Oh my, we blogged about the same thing, we must have a psychic connection!

Or coincidences just happen sometimes...

Anonymous said...

Tangent time. I touched on this in a piece I wrote in 1999 about having never tried pot:

Vancouver Sun, July 1, 1999

Confessions of a straight man

No, thank you

Guy MacPherson doesn’t smoke pot – and he’s not afraid
to admit it.

Today, while the rest of the country is busy
celebrating the Maple Leaf, many a Vancouverite will
be worshipping their own leaf, rolling it up and
toking to Cannabis Day. Aren’t we a patriotic bunch? I myself will mark the occasion just as I have the rest
of the 13,817 days I’ve spent on the cold side of the
womb – by not smoking pot.

Here in Lotus Land, we have some of the best marijuana in the world. Or so I keep reading in the papers. In our own city of Vansterdam, where cannabis cafes and hemp shops give new meaning to the word “drugstore,” hardly a day goes by without a newspaper running some pro- or anti-stoner article. Yet here I am, drug-free for close to 38 years. What went wrong?

Born and reared in British Columbia, I’ve spent all but one year of my life here. I’ve even visited the
real Amsterdam. And I’m still a drug virgin. What can I say? I’m a maverick. I remember with absolute
clarity and precision the first time I never tried pot. I was in the back seat of a car while two of my
classmates from my Grade 11 law class were up front. Recognizing that timing is everything, my friends pulled out a big fatty on the way to the courthouse for our field trip. That’s some major league cajones, my friends. But what did you expect? It was the ‘70s, after all. Smoking up before the law was almost expected. My friends made the perfunctory offer my way, more out of courtesy, I’m guessing, than their desire to share. “No, thanks,” I stammered, trying to maintain my cool, stumbling on to what should be the Canadian version of the U.S. national drug campaign (“Just Say No, Thanks!”).

My buddies had caught me off guard in the car and I
just wasn’t ready.

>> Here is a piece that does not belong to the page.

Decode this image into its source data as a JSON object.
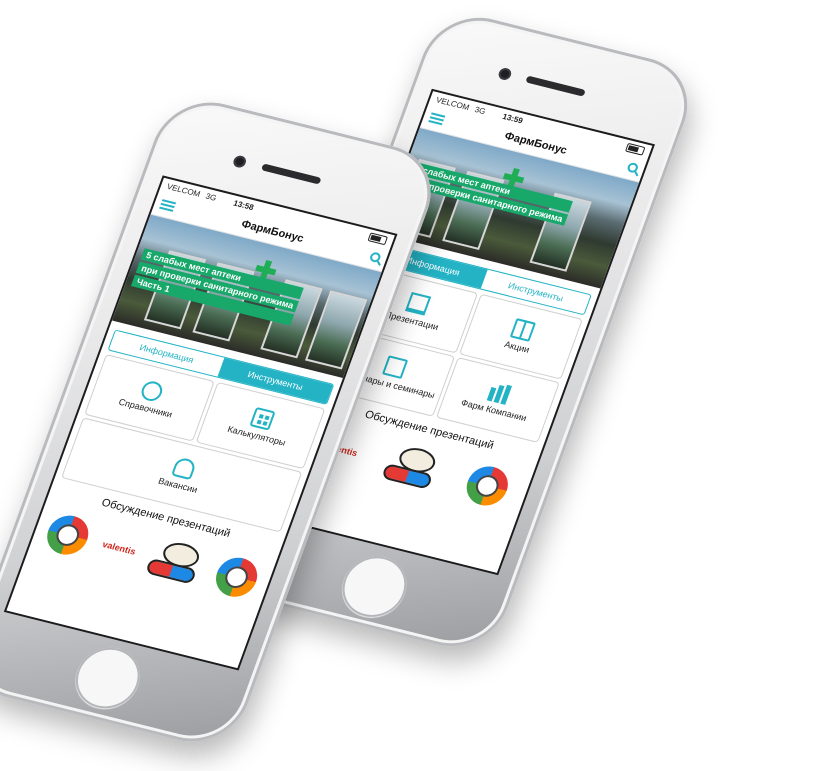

Twenty-one years later I can’t
really use that excuse anymore. Thank goodness I’m at an age where I don’t need excuses – and I get more and more offers to indulge. I can only guess why I’ve turned out the way I have. My personal credo is never look too deeply, so my best guess is that children naturally rebel against their parents. (We’ll leave it at that.)

Thanks to my high-school buddies’ easy-going attitude to their squaresville friend, I’ve never felt
uncomfortable again in turning down the evil weed.
Still, pot almost got me thrown out of the Greater
Vancouver Open golf tournament. Sports Illustrated,
that radical journal, had asked me to get some quotes from golfers about our “sin city” and the cannabis cafes for which we are so famous. At the mere mention of marijuana, Paul Stankowski grabbed the credentials hanging around my neck and held them to his face. “Who are you writing for?” he demanded. “That’s kind of a weird question. Why are you asking me that?” I decided it probably wasn’t wise to continue. Like almost everyone else who knows I’m from Vancouver, he probably wouldn’t have believed I didn’t smoke pot. And I never found out if he did.

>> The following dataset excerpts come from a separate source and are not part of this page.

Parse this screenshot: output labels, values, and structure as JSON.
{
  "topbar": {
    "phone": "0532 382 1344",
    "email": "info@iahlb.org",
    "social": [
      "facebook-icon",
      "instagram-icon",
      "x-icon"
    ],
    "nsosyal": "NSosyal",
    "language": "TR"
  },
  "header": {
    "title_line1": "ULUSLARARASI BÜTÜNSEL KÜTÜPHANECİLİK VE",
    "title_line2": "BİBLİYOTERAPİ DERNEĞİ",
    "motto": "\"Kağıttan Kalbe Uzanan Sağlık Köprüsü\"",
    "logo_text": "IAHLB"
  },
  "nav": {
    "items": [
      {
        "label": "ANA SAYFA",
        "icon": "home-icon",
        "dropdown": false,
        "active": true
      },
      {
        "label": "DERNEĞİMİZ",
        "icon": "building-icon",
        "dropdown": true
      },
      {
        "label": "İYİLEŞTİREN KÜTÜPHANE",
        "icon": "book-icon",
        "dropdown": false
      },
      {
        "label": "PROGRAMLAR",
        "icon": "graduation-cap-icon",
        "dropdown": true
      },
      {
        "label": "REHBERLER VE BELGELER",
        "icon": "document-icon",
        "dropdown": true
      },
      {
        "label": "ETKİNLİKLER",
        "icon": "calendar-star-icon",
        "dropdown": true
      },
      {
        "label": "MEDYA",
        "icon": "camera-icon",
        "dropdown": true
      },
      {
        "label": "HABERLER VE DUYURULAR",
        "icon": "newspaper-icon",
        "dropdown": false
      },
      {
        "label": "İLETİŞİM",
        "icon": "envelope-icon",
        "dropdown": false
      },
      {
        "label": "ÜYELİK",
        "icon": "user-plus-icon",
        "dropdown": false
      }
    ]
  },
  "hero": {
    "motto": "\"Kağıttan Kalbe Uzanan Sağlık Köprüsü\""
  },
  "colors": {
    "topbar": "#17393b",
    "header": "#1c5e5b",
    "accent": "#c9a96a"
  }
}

You may think I’m making this all up, perhaps to throw the heat off my trail. But I’m here to say it’s all
true and I’m not alone. There are five more that I
know personally who are in the same boat. Count ‘em. There may be more out there in the general populace who have never tried marijuana but as of press time, this rumour was unconfirmed. There’s no reason to fear us. We’re just like you, only without the constant case of the munchies. But the stigma attached to our sobriety is so strong here in B.C. that I won’t use the fringe five’s real names for fear of getting them shoved in the locker of life. As “Mary Jane,” a 28-year-old from Calgary says, “I don’t want to be labelled a nerdy, born-again right winger or something like that.”

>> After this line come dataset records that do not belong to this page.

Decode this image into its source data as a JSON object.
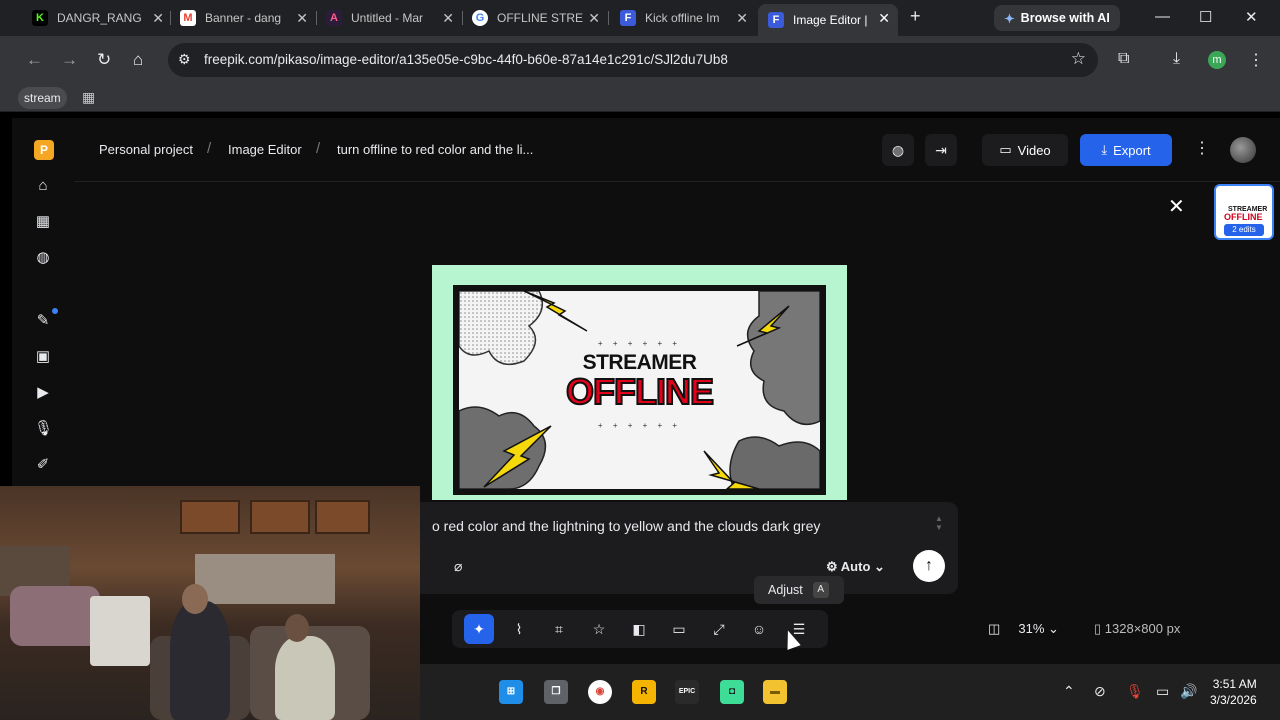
{
  "browser": {
    "tabs": [
      {
        "label": "DANGR_RANG",
        "fav": "K",
        "fav_color": "#53fc18"
      },
      {
        "label": "Banner - dang",
        "fav": "M",
        "fav_color": "#ea4335"
      },
      {
        "label": "Untitled - Mar",
        "fav": "A",
        "fav_color": "#2b1d3a"
      },
      {
        "label": "OFFLINE STRE",
        "fav": "G",
        "fav_color": "#ffffff"
      },
      {
        "label": "Kick offline Im",
        "fav": "F",
        "fav_color": "#3b5bdb"
      },
      {
        "label": "Image Editor |",
        "fav": "F",
        "fav_color": "#3b5bdb"
      }
    ],
    "browse_ai": "Browse with AI",
    "url": "freepik.com/pikaso/image-editor/a135e05e-c9bc-44f0-b60e-87a14e1c291c/SJl2du7Ub8",
    "profile_initial": "m",
    "bookmark": "stream"
  },
  "app": {
    "logo": "P",
    "breadcrumbs": [
      "Personal project",
      "Image Editor",
      "turn offline to red color and the li..."
    ],
    "video_label": "Video",
    "export_label": "Export",
    "thumb": {
      "title": "STREAMER",
      "subtitle": "OFFLINE",
      "badge": "2 edits"
    },
    "banner": {
      "title1": "STREAMER",
      "title2": "OFFLINE",
      "dots": "+ + + + + +"
    },
    "prompt_text": "o red color and the lightning to yellow and the clouds dark grey",
    "auto_label": "Auto",
    "tooltip": {
      "label": "Adjust",
      "key": "A"
    },
    "zoom": "31%",
    "dimensions": "1328×800 px"
  },
  "taskbar": {
    "time": "3:51 AM",
    "date": "3/3/2026"
  },
  "colors": {
    "accent": "#2563eb",
    "offline_red": "#e2001a",
    "canvas_bg": "#b7f5d0"
  }
}
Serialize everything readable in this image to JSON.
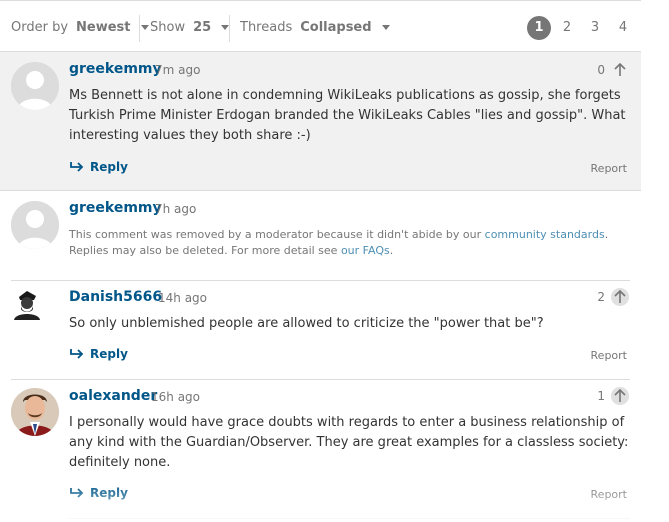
{
  "toolbar": {
    "order_label": "Order by",
    "order_value": "Newest",
    "show_label": "Show",
    "show_value": "25",
    "threads_label": "Threads",
    "threads_value": "Collapsed",
    "pages": [
      "1",
      "2",
      "3",
      "4"
    ],
    "current_page": "1"
  },
  "comments": [
    {
      "username": "greekemmy",
      "timestamp": "7m ago",
      "body": "Ms Bennett is not alone in condemning WikiLeaks publications as gossip, she forgets Turkish Prime Minister Erdogan branded the WikiLeaks Cables \"lies and gossip\". What interesting values they both share :-)",
      "votes": "0",
      "reply_label": "Reply",
      "report_label": "Report"
    },
    {
      "username": "greekemmy",
      "timestamp": "7h ago",
      "removed_text_1": "This comment was removed by a moderator because it didn't abide by our ",
      "removed_link_1": "community standards",
      "removed_text_2": ". Replies may also be deleted. For more detail see ",
      "removed_link_2": "our FAQs",
      "removed_text_3": "."
    },
    {
      "username": "Danish5666",
      "timestamp": "14h ago",
      "body": "So only unblemished people are allowed to criticize the \"power that be\"?",
      "votes": "2",
      "reply_label": "Reply",
      "report_label": "Report"
    },
    {
      "username": "oalexander",
      "timestamp": "16h ago",
      "body": "I personally would have grace doubts with regards to enter a business relationship of any kind with the Guardian/Observer. They are great examples for a classless society: definitely none.",
      "votes": "1",
      "reply_label": "Reply",
      "report_label": "Report"
    }
  ]
}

As it turns out, none of us is born again, or even
religious, so there is no churchly excuse for us not
to smoke weed. My pal “Rocky” can’t even answer why he’s never tried it. After all, he did smoke half a
cigarette – once. And on the question of whether
marijuana should be legalized, we split right down the middle. Mary Jane thinks it should be accessible to those who want it, safely and without persecution; she maintains that legalizing weed won’t increase or decrease the number of irresponsible users. It will just eliminate shady distribution and production. She was always the radical among us. On the other side, “Dirk,” 31, who works in retail, thinks there are more useful political debates, while my bud “Geraldo,” a
38-year-old in the entertainment industry, thinks we should keep pot illegal just to “piss off Woody
Harrelson.” The most common question posed to all of us who have preserved our drug chastity is, of course, “How do you know you don’t like it if you’ve never tried it?”

For me, it’s not a case of liking it, but not wanting
to like it. Monkey brain or cow tongue may indeed be delicious, but I’m not particularly anxious to try
them, either. It’s kind of like religious zealots who
challenge you to ask Jesus into your life: If you ask
Jesus into your life, you’ve pretty well accepted Him
already. In other words, if you’re willing to try it,
you’re probably predisposed to liking it.

My friend Dirk cherishes presence of mind, a reliable
memory, responsibility and motivation. Would one toke change this for any of us? Probably not. But it also means we’re completely unmotivated to try it. For Geraldo, the temporary high would not be worth losing the right to say, “I’ve never smoked pot.” As the years go by, I feel the same perverse sense of pride at this Ripken-like iron-man streak. It’s not easy, either. We’re a prime target for pot smokers. They all want to be the first to pop our drug cherry. And living in Vancouver, we can’t get away from the stuff. Whether we’re at a party, a concert or just walking down the street, the stench of pot is as prevalent as skunk in the West End. Hell, the new Marijuana Party of Canada plans on running 50 candidates in the next federal election. It’s everywhere we look.

Still, I can’t see myself ever succumbing. Not the
most motivated at the best of times, I can’t imagine
how I’d be under the influence. I barely get off the
couch as it is.

Ryan Michael said...

I guess to clarify my position:

I'm for people doing anything that doesn't impose on the rights of others. Drug use - whatever. Booze - whatever. Prostitution - shit yes! Worshipping an invisible man in the sky - sure.

Driving under the influence - no. Going to work under the influence - no.

I don't advocate drug use, but I'll fight for people's right to use them responsibly!

Anonymous said...

Oh, I got it the first time. My story was just a personal account of why I choose not to do drugs. Too many of my friends smoke pot for me to rail too hard against their use. Let them be. But I do hate the waft of pot smoke.

Ryan Michael said...

Very fair, Guy -

There are friend's homes I no longer visit due to rampant smot poking. I agree the waft sucks, and stoned people are pretty boring to be around.